50

329 26 157
                                    

Dalgalar kıyıya kavuştu
Kağıtlar alev aldı, tutuştu
Başından savdı, bir kurtuluştu
Başlangıca geri döndü, korkunçtu

🔥

Gözlerimi yavaşça araladığımda bir an nerede olduğumu algılayamamıştım. Hafızamın kısa sürede yerine gelmesini sağlayan şey kasıklarımda hissettiğim ağrıydı. Yüzümü buruşturup yana döndüm. Alkan mışıl mışıl uyuyordu, yatmadan önce saçlarımız ıslaktı. Fakat hava oldukça aydınlanmış, gün ilerlemişti. Saat kaçtı?

Yatakta doğruldum, komodindeki telefonumdan saate baktığımda gözlerim büyümüştü. Saat 2'ydi!

Dün geceden sahneler kafamda dönüp duruyordu. Alt dudağımı dişlerimin arasına aldığımda dudağımın da acıdığını fark etmiştim. Acıyı hissettiğim gibi öfkeyle Alkan'a döndüm. Göz göre göre söndürülmüştüm resmen!

Yataktan kalktım, tamamen çıplak olmamam işime gelmişti. Üstüme tişört ve şort gibi duran bir eşofman altı giydim. Banyoya gidip aynanın karşına geçtiğimde gördüğüm kızarık ve şişmiş dudaklar ve dağınık saçlar karşısında kısa süreli şok geçirmiştim. Acaba savaşma seviş mantığını yanlış mı uygulamıştık?

Birkaç sahne daha gözümün önüne geldiğinde aynada gördüğüm yüzüme kırmızılık inmişti, utanç kapımı nihayet çalmıştı anlaşılan. Neden o kadar hoyrat davrandığımı sorgulamaya başladım, muhtemelen Alkan daha kötü durumdaydı. Olsun, hak etmişti o! Ne olursa olsun ona hala çok sinirliydim.

Odaya dönmedim, uyandığında cilveleşecek psikolojide değildim. Aşağıya indim, ben tam salona geçerken giriş kapısında görmek istediğim son kişi Alkan'ın babasıydı. Bakışlarımız kesiştiğinde Alp'in anlattıkları zihnime düştü. İçimdekileri gizleyip ona düz bir şekilde bakmaya devam ettim. Takım elbisesi üzerindeydi ama yüzü çökmüş gibiydi. Saçma rollere girmeden direkt aklımdaki soruyu ona doğru yönelttim.

"Babamın başta sizinle olduğunu benden niye sakladınız?"

Bildiğimi biliyordu, Alkan o gün arayıp sormuştu. Bu yüzden ifadesinde bir değişiklik olmamıştı. "Bilsen gitmek isteyecektin, bu hepinizi tehlikeye atardı."

"Ama şimdi de hepimiz tehlikedeyiz..." dedim tek kaşımı kaldırıp. Yüzünde pişmanlık dolu bir gülümseme oluştu. Çok kısa sürmüştü. Yüzü tekrar çöküntü haline döndüğünde "Üzgünüm." demekle yetindi ve bir şey söylememi beklemeden evden çıktı. Adamın hali hiç hoşuma gitmemişti. Ve bu kadar umursamaz olması da...

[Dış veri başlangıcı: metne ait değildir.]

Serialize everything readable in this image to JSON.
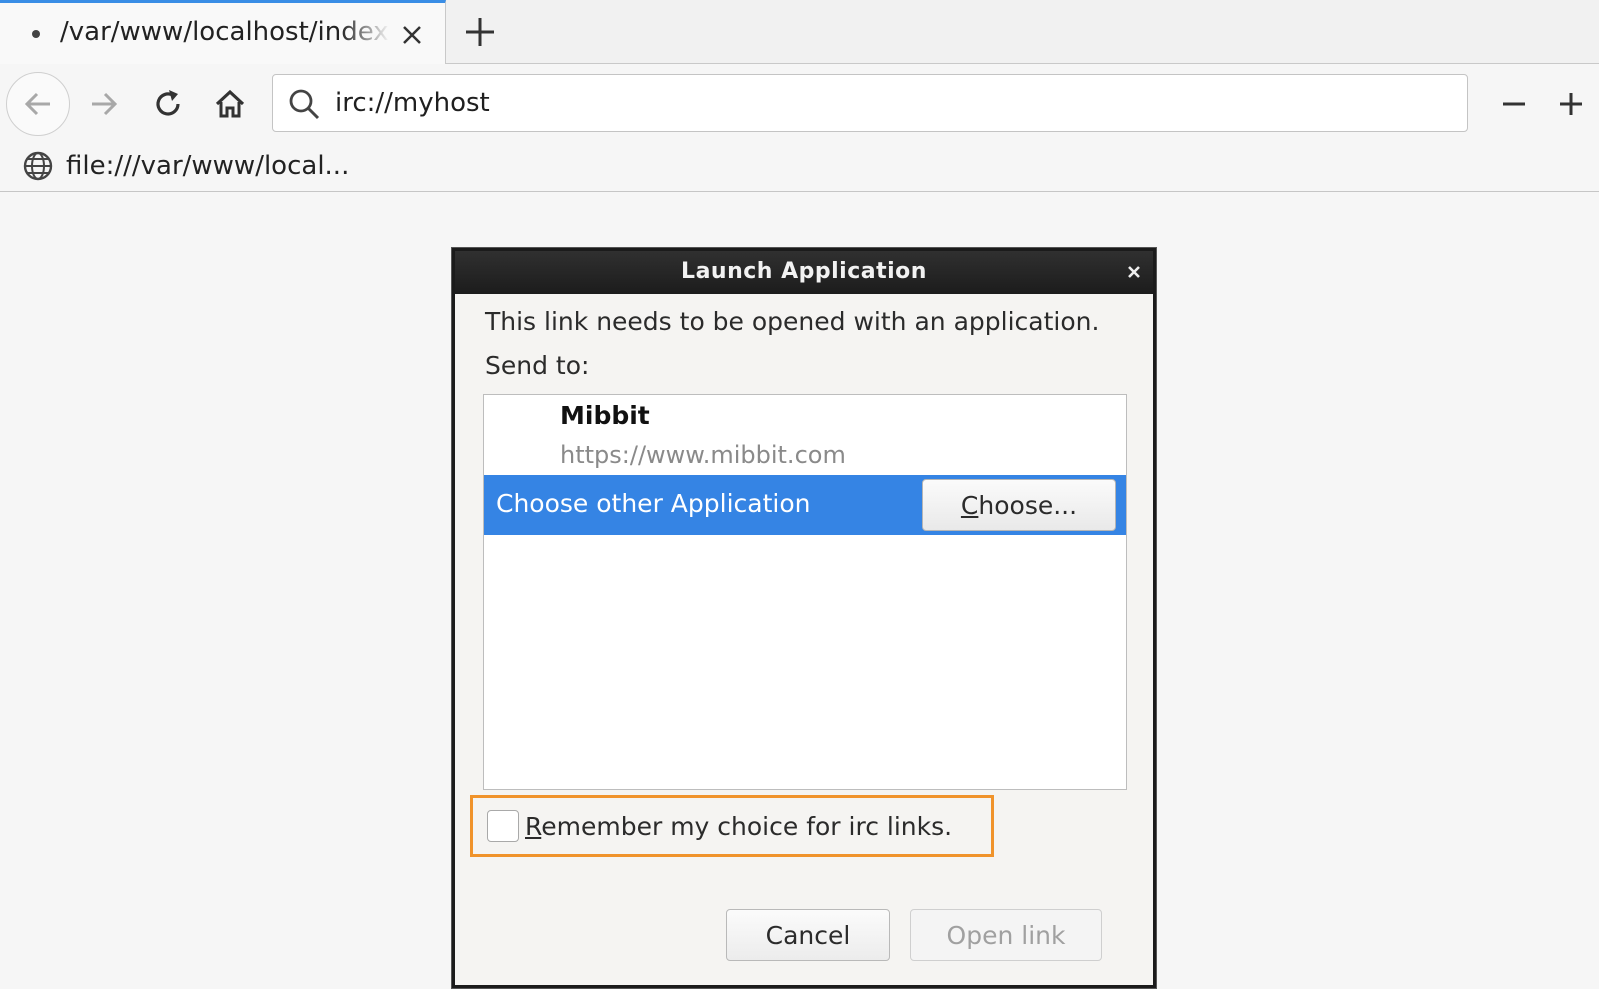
{
  "browser": {
    "tab": {
      "title": "/var/www/localhost/index",
      "close_icon": "close-icon"
    },
    "new_tab_icon": "plus-icon",
    "nav": {
      "back_icon": "arrow-left-icon",
      "forward_icon": "arrow-right-icon",
      "reload_icon": "reload-icon",
      "home_icon": "home-icon"
    },
    "urlbar": {
      "value": "irc://myhost",
      "icon": "search-icon"
    },
    "zoom": {
      "out_icon": "minus-icon",
      "in_icon": "plus-icon"
    },
    "bookmarks": [
      {
        "label": "file:///var/www/local...",
        "icon": "globe-icon"
      }
    ]
  },
  "dialog": {
    "title": "Launch Application",
    "close_icon": "close-icon",
    "message": "This link needs to be opened with an application.",
    "send_to_label": "Send to:",
    "apps": [
      {
        "name": "Mibbit",
        "url": "https://www.mibbit.com"
      }
    ],
    "choose_other_label": "Choose other Application",
    "choose_button": {
      "prefix": "",
      "accel": "C",
      "rest": "hoose..."
    },
    "remember": {
      "accel": "R",
      "rest": "emember my choice for irc links.",
      "checked": false
    },
    "cancel_label": "Cancel",
    "open_link_label": "Open link",
    "colors": {
      "selection": "#3584e4",
      "highlight_border": "#f0932b"
    }
  }
}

Saçımı kaşıyıp mutfağa girdim, karnım resmen isyan ediyordu. En son ne zaman doğru düzgün yemek yediğimi bile hatırlamıyordum. Mutfakta ocağın başında bir şeylerle uğraşan kadın çalışanla göz göze geldiğimizde tebessüm edip ocağa baktım. Bir yumurta tavası vardı, cam kenarındaki geniş masanın üzerinde de kahvaltılıklar ve kızartmalar duruyordu. "Bir şey mi istemiştiniz?"

Kadının narin sesini duymamla ona döndüm. Çekingen bir tavırla bakıyordu. "Aslında kahvaltı hazırlamaya gelmiştim ama siz hazırlamışsınız. Ellerinize sağlık."

İnsanlarla fazla iletişimim olmasa da kibar davranmayı biliyordum, gerçi artık çok fazla insanla iletişim vardı ama sorum değildi. İnsan bir şekilde uyum sağlıyordu.

"Ne demek, görevim." diyerek gülümsediğinde samimi bir gülücük sergileyip mutfaktan çıktım. Yapılacak bir şey olsa yardım ederdim ama her şeyi hazırlamıştı adını bilmediğim görevli. İstemesem de sanırsam yukarıdaki koca bebeği uyandırmam gerekiyordu, yemek hazırdı. Tek başıma yemek istemiyordum. Yine de trip atabilirdim sonuçta.